Affaire des matchs truqués. Ce bel édifice a été ébranlé par l'affaire du match truqué contre Cesson-Rennes, en 2012, qui a conduit au départ de certains protagonistes, comme les frères Karabatic, mais aussi d'autres joueurs qui n'étaient pas impliqués. Le club s'est trouvé au bord d'un gouffre sportif et financier. Mais Canayer n'a pas quitté le navire et s'est remis à la tâche. "Sans lui, je ne suis pas sûr que le MHB aurait survécu. Son heure la plus glorieuse, ce n'est pas d'avoir gagné la Ligue des champions, c'est la manière dont il a pu redresser l'équipe. Cela aurait pu tuer n'importe quel club", estime Andrej Golic, ancien international et demi-centre du MHB (1992-2006) et désormais agent.

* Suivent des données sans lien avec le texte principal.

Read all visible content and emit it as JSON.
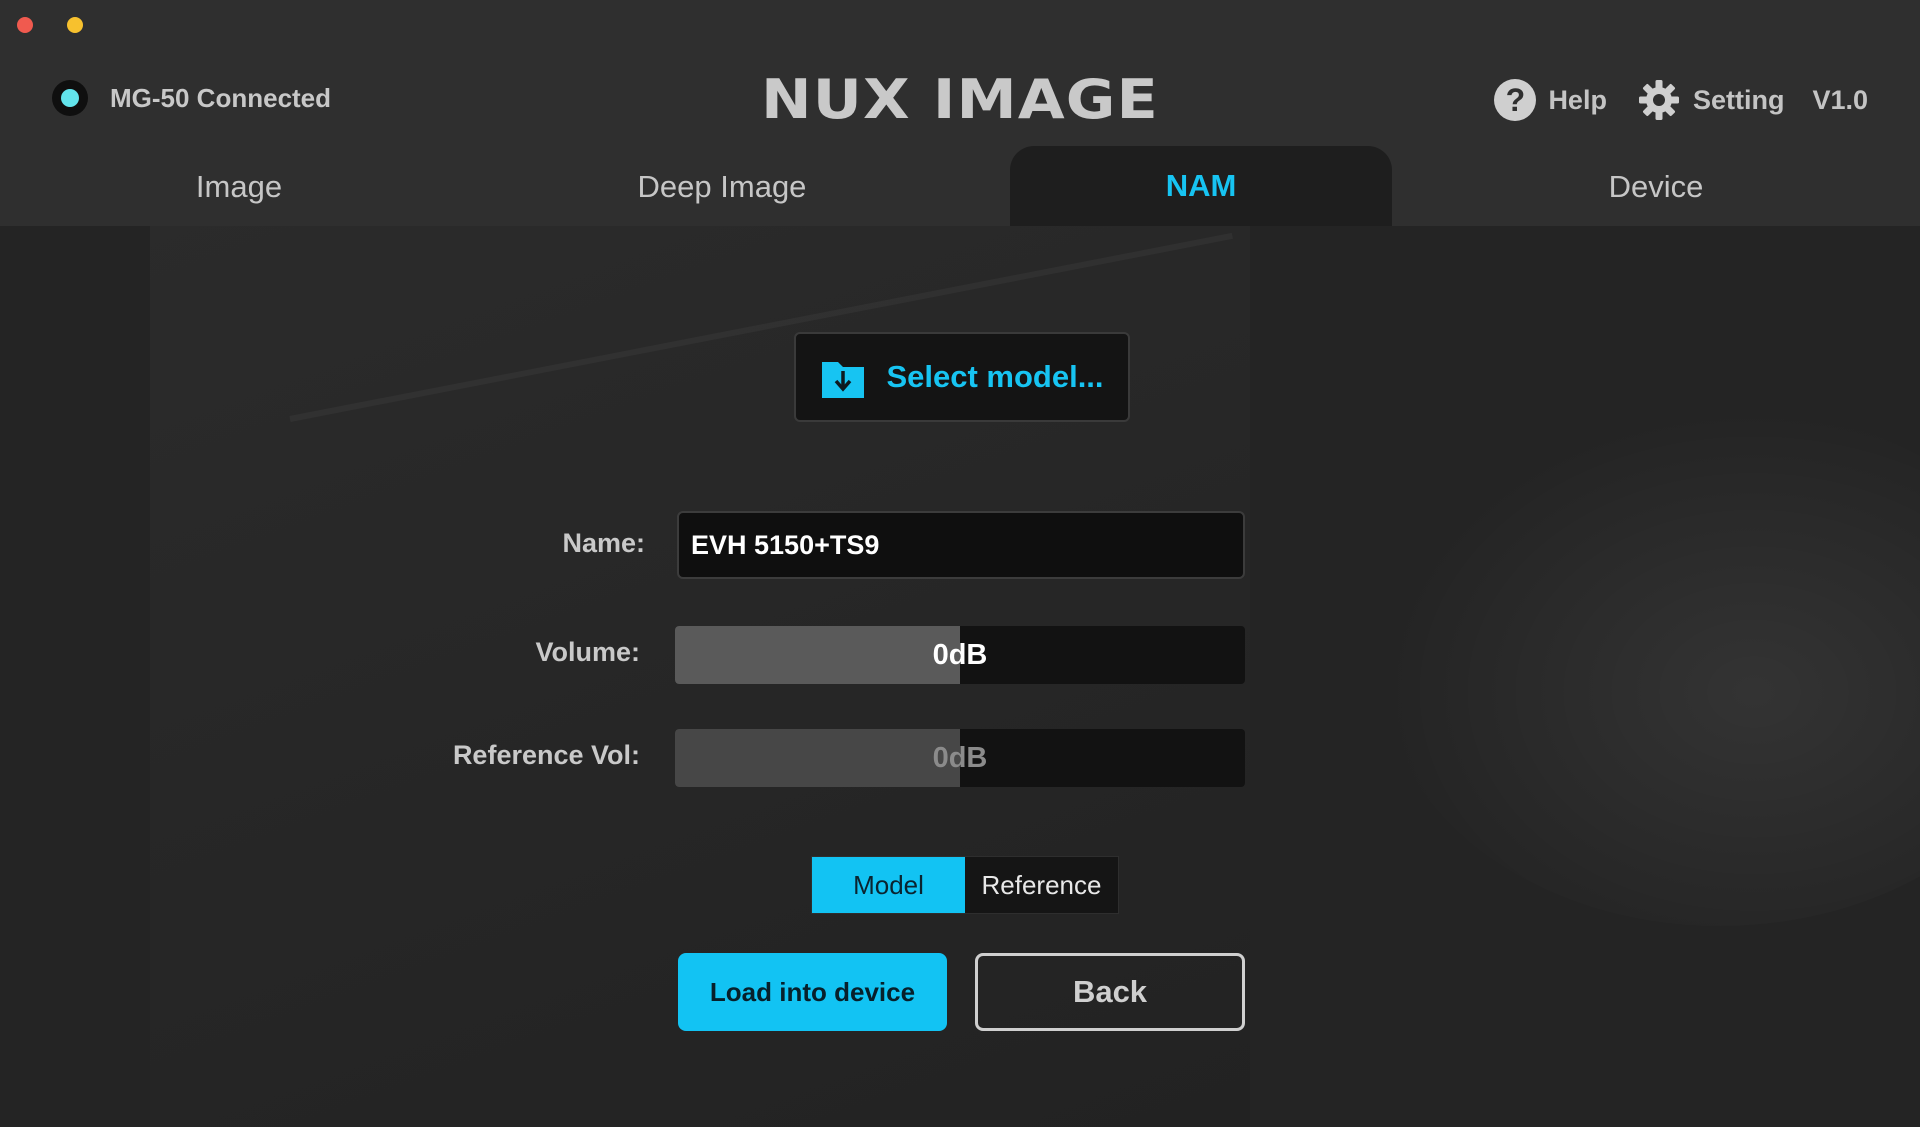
{
  "window_controls": {
    "close": "close",
    "minimize": "minimize"
  },
  "header": {
    "connection_status": "MG-50 Connected",
    "logo": "NUX IMAGE",
    "help_label": "Help",
    "setting_label": "Setting",
    "version": "V1.0"
  },
  "tabs": [
    {
      "label": "Image",
      "active": false
    },
    {
      "label": "Deep Image",
      "active": false
    },
    {
      "label": "NAM",
      "active": true
    },
    {
      "label": "Device",
      "active": false
    }
  ],
  "main": {
    "select_model_label": "Select model...",
    "name_label": "Name:",
    "name_value": "EVH 5150+TS9",
    "volume_label": "Volume:",
    "volume_value": "0dB",
    "volume_level": 0.5,
    "reference_label": "Reference Vol:",
    "reference_value": "0dB",
    "reference_level": 0.5,
    "segment": [
      {
        "label": "Model",
        "active": true
      },
      {
        "label": "Reference",
        "active": false
      }
    ],
    "load_button": "Load into device",
    "back_button": "Back"
  },
  "colors": {
    "accent": "#12c3f3",
    "connected_indicator": "#62e4ec",
    "background": "#242424"
  },
  "icons": [
    "help-icon",
    "gear-icon",
    "folder-download-icon"
  ]
}
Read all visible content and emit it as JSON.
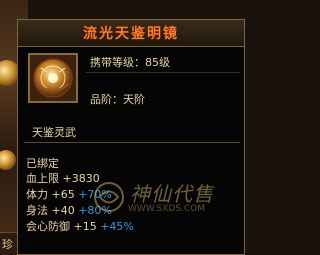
{
  "item": {
    "title": "流光天鉴明镜",
    "level_label": "携带等级：85级",
    "rank_label": "品阶：天阶",
    "subtitle": "天鉴灵武",
    "bound": "已绑定",
    "stats": [
      {
        "name": "血上限",
        "base": "+3830",
        "pct": ""
      },
      {
        "name": "体力",
        "base": "+65",
        "pct": "+70%"
      },
      {
        "name": "身法",
        "base": "+40",
        "pct": "+80%"
      },
      {
        "name": "会心防御",
        "base": "+15",
        "pct": "+45%"
      }
    ]
  },
  "background": {
    "corner_text": "珍"
  },
  "watermark": {
    "name": "神仙代售",
    "url": "WWW.SXDS.COM"
  },
  "colors": {
    "title": "#ff7a2a",
    "text": "#e6d3a3",
    "percent": "#3a9ad8",
    "border": "#7a6540"
  },
  "icons": {
    "item_icon": "bronze-mirror-icon"
  }
}
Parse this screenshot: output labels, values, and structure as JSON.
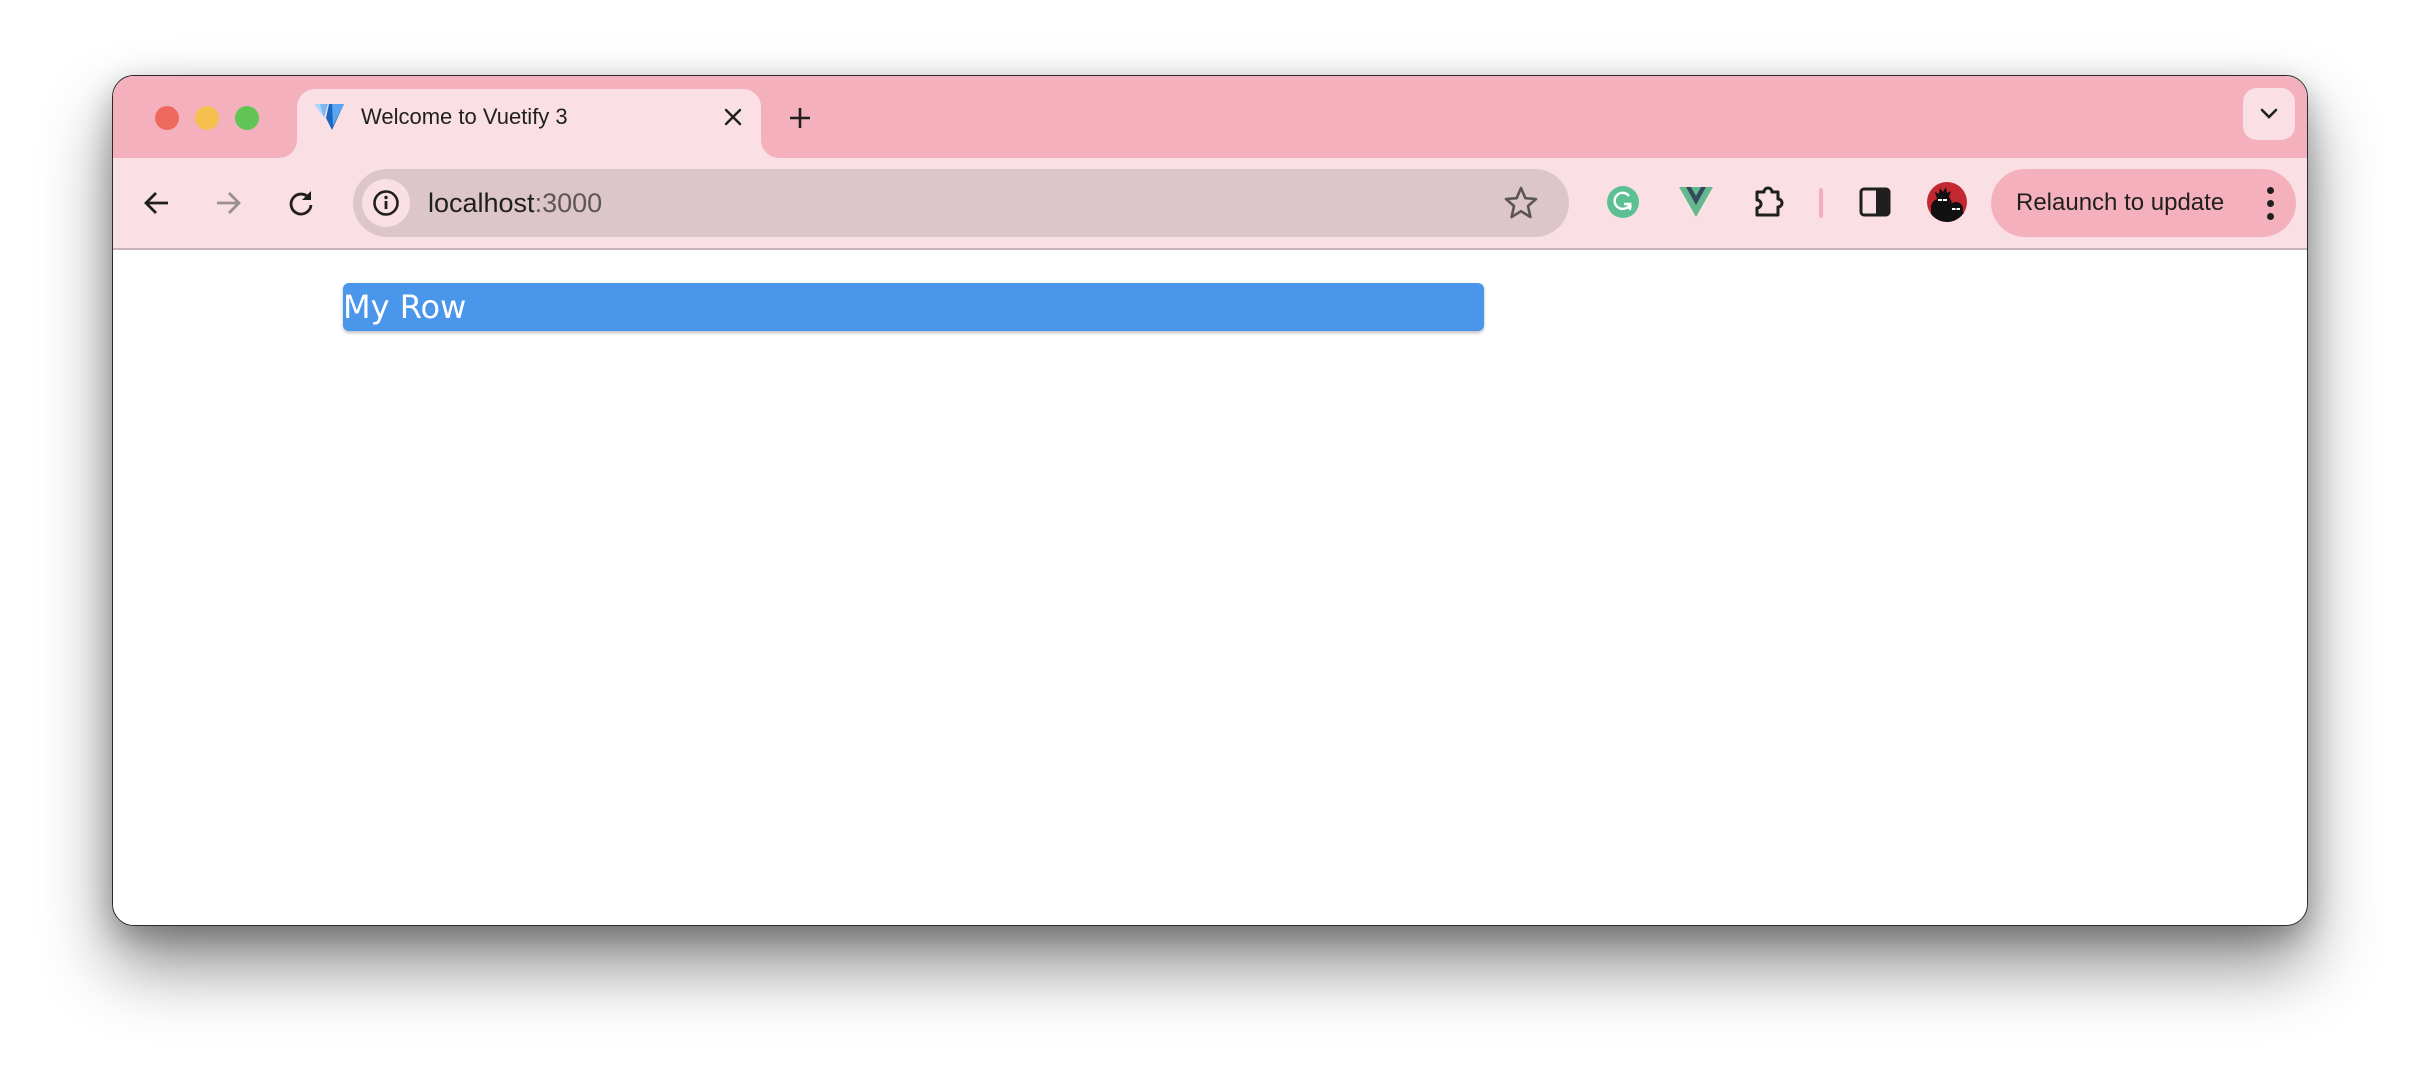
{
  "browser": {
    "tab": {
      "title": "Welcome to Vuetify 3",
      "favicon": "vuetify-logo-icon"
    },
    "new_tab_icon": "plus-icon",
    "tab_search_icon": "chevron-down-icon",
    "navigation": {
      "back_icon": "arrow-left-icon",
      "forward_icon": "arrow-right-icon",
      "reload_icon": "reload-icon"
    },
    "omnibox": {
      "host": "localhost",
      "port": ":3000",
      "site_info_icon": "info-icon",
      "bookmark_icon": "star-icon"
    },
    "extensions": [
      {
        "name": "Grammarly",
        "icon": "grammarly-icon",
        "color": "#15c39a"
      },
      {
        "name": "Vue.js devtools",
        "icon": "vue-icon",
        "color": "#41b883"
      },
      {
        "name": "Extensions",
        "icon": "puzzle-icon"
      }
    ],
    "side_panel_icon": "side-panel-icon",
    "profile_avatar": "avatar",
    "relaunch": {
      "label": "Relaunch to update",
      "menu_icon": "more-vert-icon"
    },
    "colors": {
      "tabbar": "#f4b1bd",
      "toolbar": "#fae0e5",
      "omnibox": "#dcc6c9"
    }
  },
  "page": {
    "row_label": "My Row",
    "row_color": "#4a96ea"
  }
}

Fidèle à Montpellier. Patrice Canayer s'est peut-être fermé une carrière en équipe de France, notamment à l'heure de la succession de Daniel Costantini en 2001. Approché à une époque par Barcelone, sondé par diverses sélections, il est resté fidèle à Montpellier. "Il est tellement bien à Montpellier, auquel il est identifié, qu'il faudrait, pour qu'il parte, que cela soit pour un projet où il puisse gagner quelque chose. Sans cette possibilité, il n'ira nulle part", prévient Golic.